As for performing, there’s no doubt Delaney is right: It can be addictive. The adulation, the applause, the roar of the crowd, the fame, and the acclaim. But what happens when the lights finally go out? Do you then become, to use Dick Morris’ characterization of Bill Clinton, like a solar panel, warm and electric when the sun is shining but cold and devoid of energy when your cloudy day comes? Note that it’s now being reported that Williams was depressed over his faltering career.

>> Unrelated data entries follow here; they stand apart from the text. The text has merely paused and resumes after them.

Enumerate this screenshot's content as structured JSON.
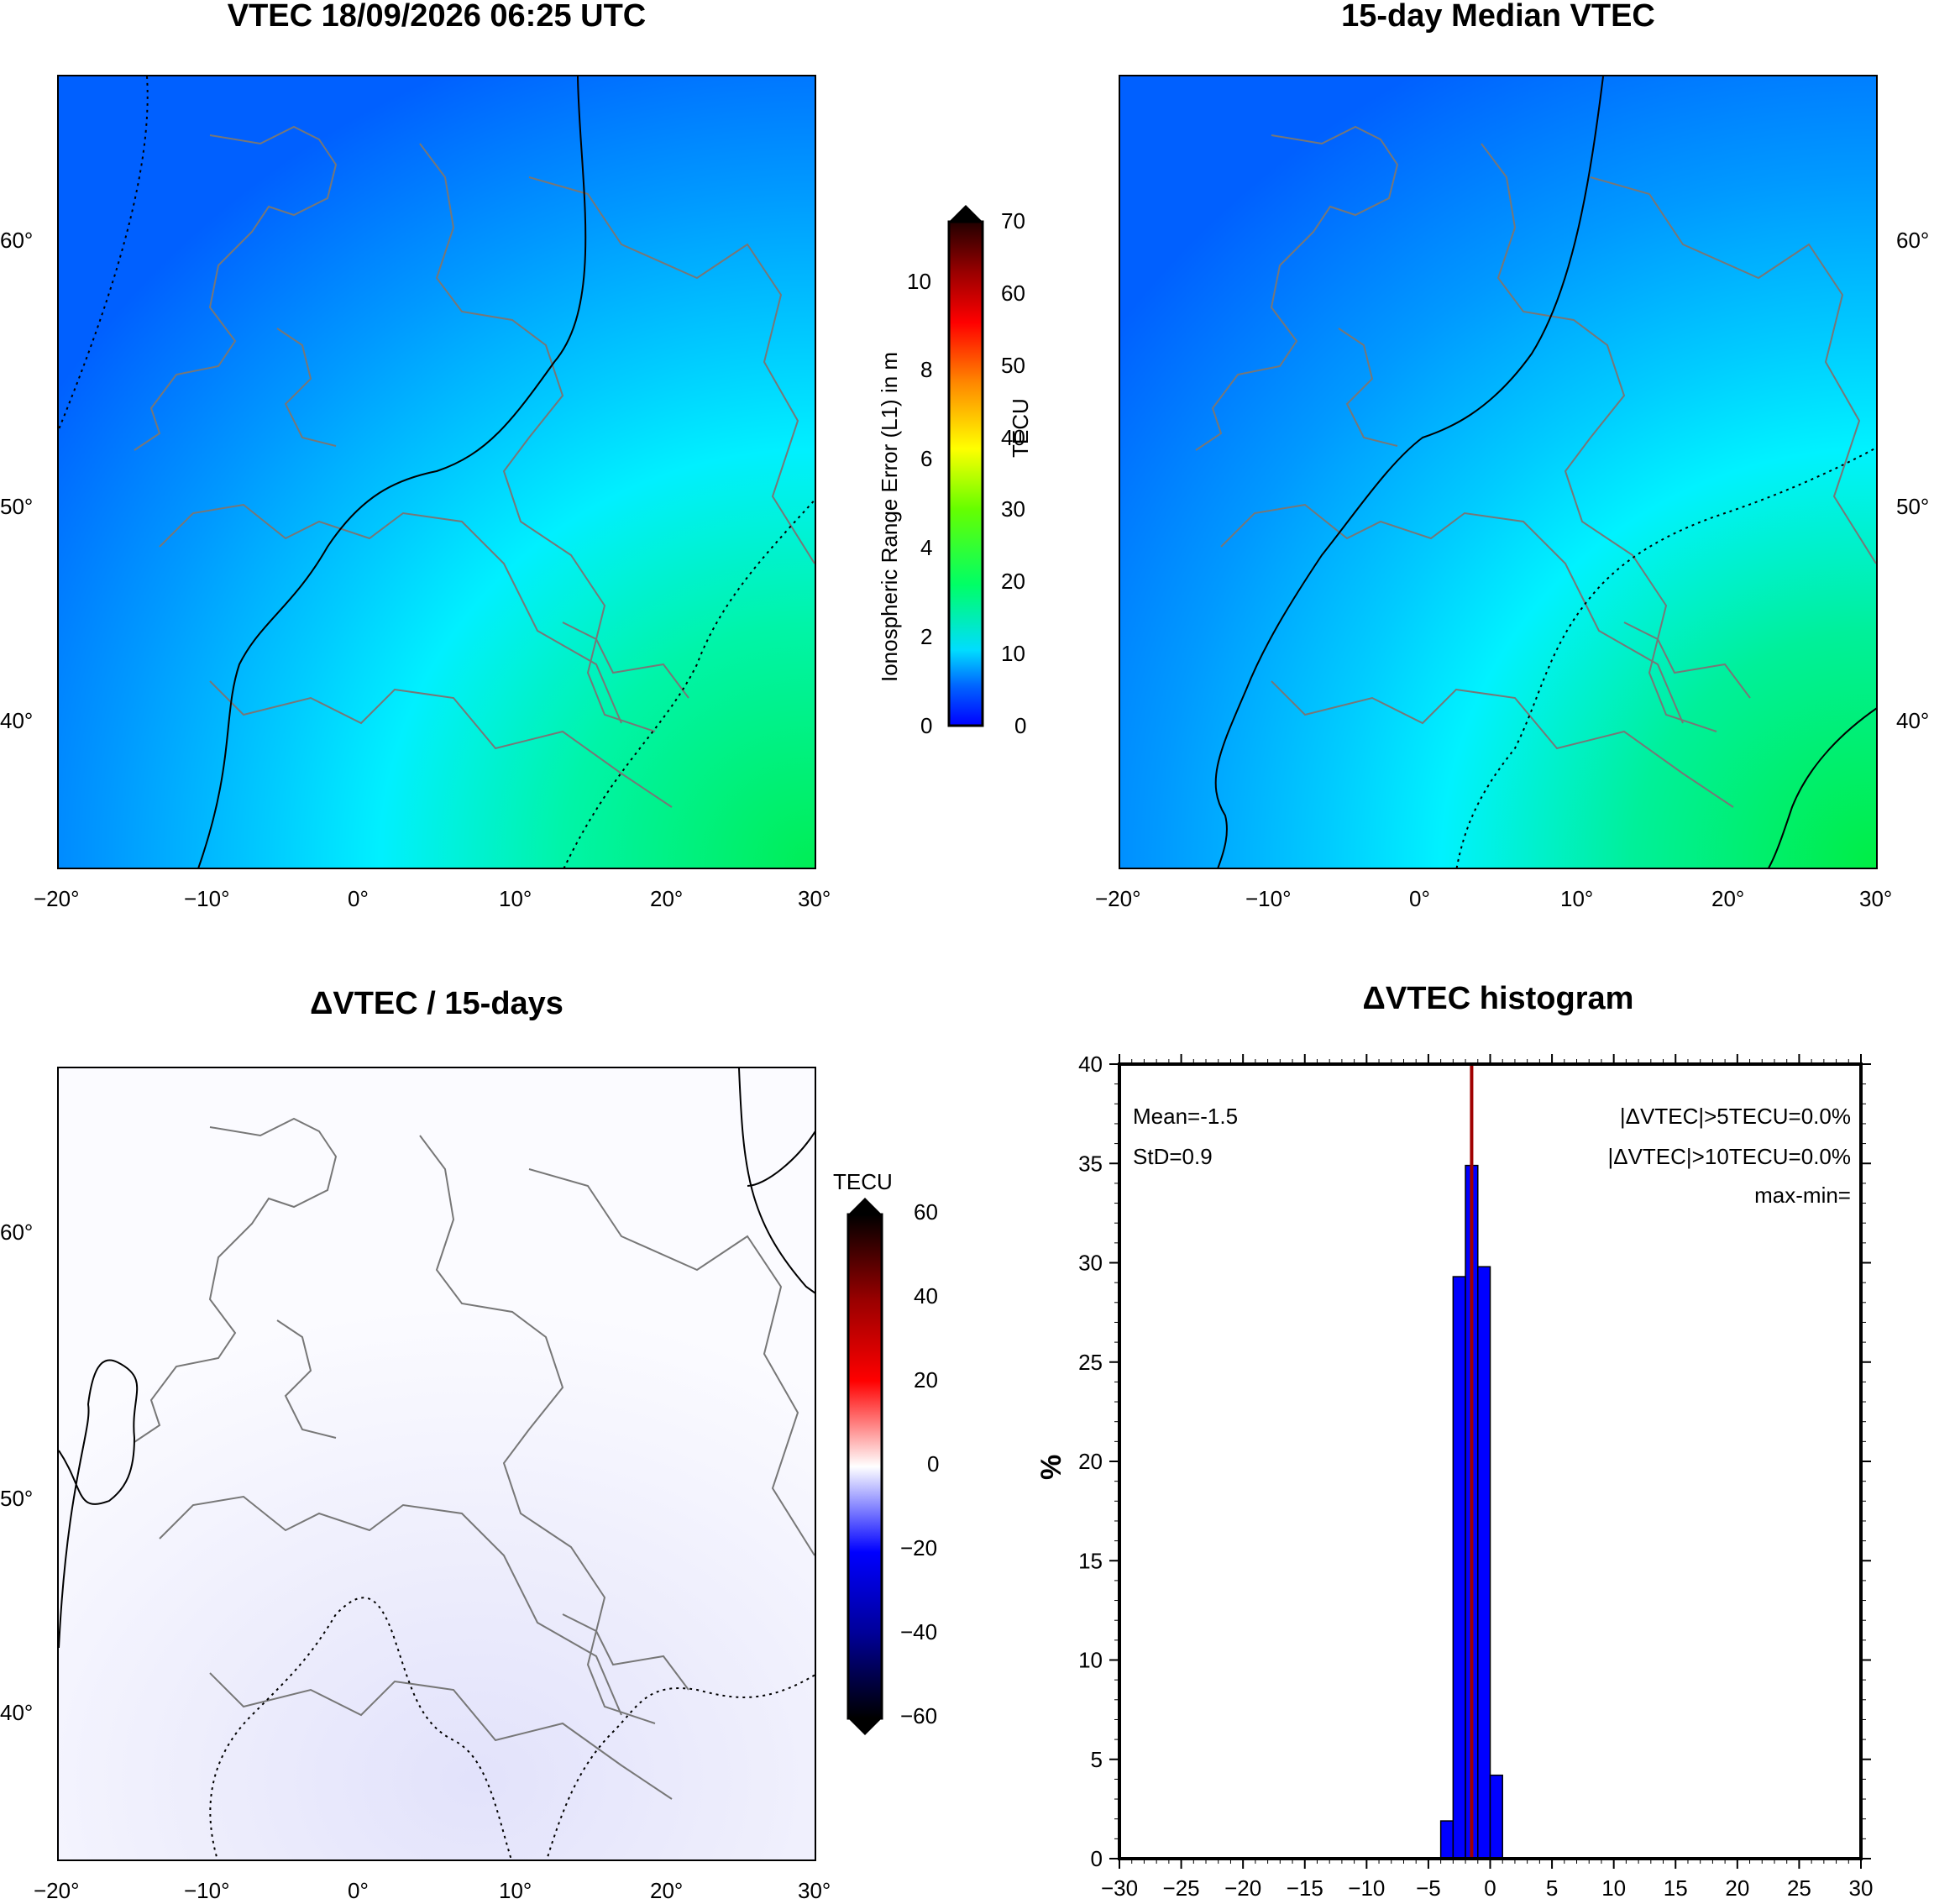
{
  "panels": {
    "vtec": {
      "title": "VTEC 18/09/2026 06:25 UTC"
    },
    "median": {
      "title": "15-day Median VTEC"
    },
    "delta": {
      "title": "ΔVTEC / 15-days"
    },
    "histogram": {
      "title": "ΔVTEC histogram"
    }
  },
  "map_axes": {
    "lon_ticks": [
      "−20°",
      "−10°",
      "0°",
      "10°",
      "20°",
      "30°"
    ],
    "lat_ticks": [
      "60°",
      "50°",
      "40°"
    ]
  },
  "colorbar_vtec": {
    "unit_label": "TECU",
    "range_label": "Ionospheric Range Error (L1) in m",
    "tecu_ticks": [
      "70",
      "60",
      "50",
      "40",
      "30",
      "20",
      "10",
      "0"
    ],
    "meter_ticks": [
      "10",
      "8",
      "6",
      "4",
      "2",
      "0"
    ]
  },
  "colorbar_delta": {
    "unit_label": "TECU",
    "ticks": [
      "60",
      "40",
      "20",
      "0",
      "−20",
      "−40",
      "−60"
    ]
  },
  "histogram_stats": {
    "mean": "Mean=-1.5",
    "std": "StD=0.9",
    "gt5": "|ΔVTEC|>5TECU=0.0%",
    "gt10": "|ΔVTEC|>10TECU=0.0%",
    "maxmin": "max-min="
  },
  "chart_data": {
    "type": "bar",
    "title": "ΔVTEC histogram",
    "xlabel": "",
    "ylabel": "%",
    "xlim": [
      -30,
      30
    ],
    "ylim": [
      0,
      40
    ],
    "x_ticks": [
      -30,
      -25,
      -20,
      -15,
      -10,
      -5,
      0,
      5,
      10,
      15,
      20,
      25,
      30
    ],
    "y_ticks": [
      0,
      5,
      10,
      15,
      20,
      25,
      30,
      35,
      40
    ],
    "bins": [
      {
        "x0": -4,
        "x1": -3,
        "value": 1.9
      },
      {
        "x0": -3,
        "x1": -2,
        "value": 29.3
      },
      {
        "x0": -2,
        "x1": -1,
        "value": 34.9
      },
      {
        "x0": -1,
        "x1": 0,
        "value": 29.8
      },
      {
        "x0": 0,
        "x1": 1,
        "value": 4.2
      }
    ],
    "mean_line": -1.5,
    "bar_color": "#0000ff",
    "mean_line_color": "#a00000"
  }
}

There’s also another factor. If Aristotle and other great thinkers were correct in citing virtue as a precondition for happiness, then entertainment is a breeding ground for depression. It is a corruptive atmosphere where vice is rampant and applauded; where sexual innuendo, profanity, and lewd and twisted humor are signs of “sophistication” and, all too often today, bring success. This miasmic culture is a major reason the annals of entertainment are replete with the names of performers of all stripes who, either through the slow suicide of drugs or alcohol or at the end of a rope, found untimely deaths at their own hand.

This is why some would say the only truly positive addiction is faith in God. And perhaps, just maybe, this missing factor among entertainers is what poisons the well — of the nation and of their own souls.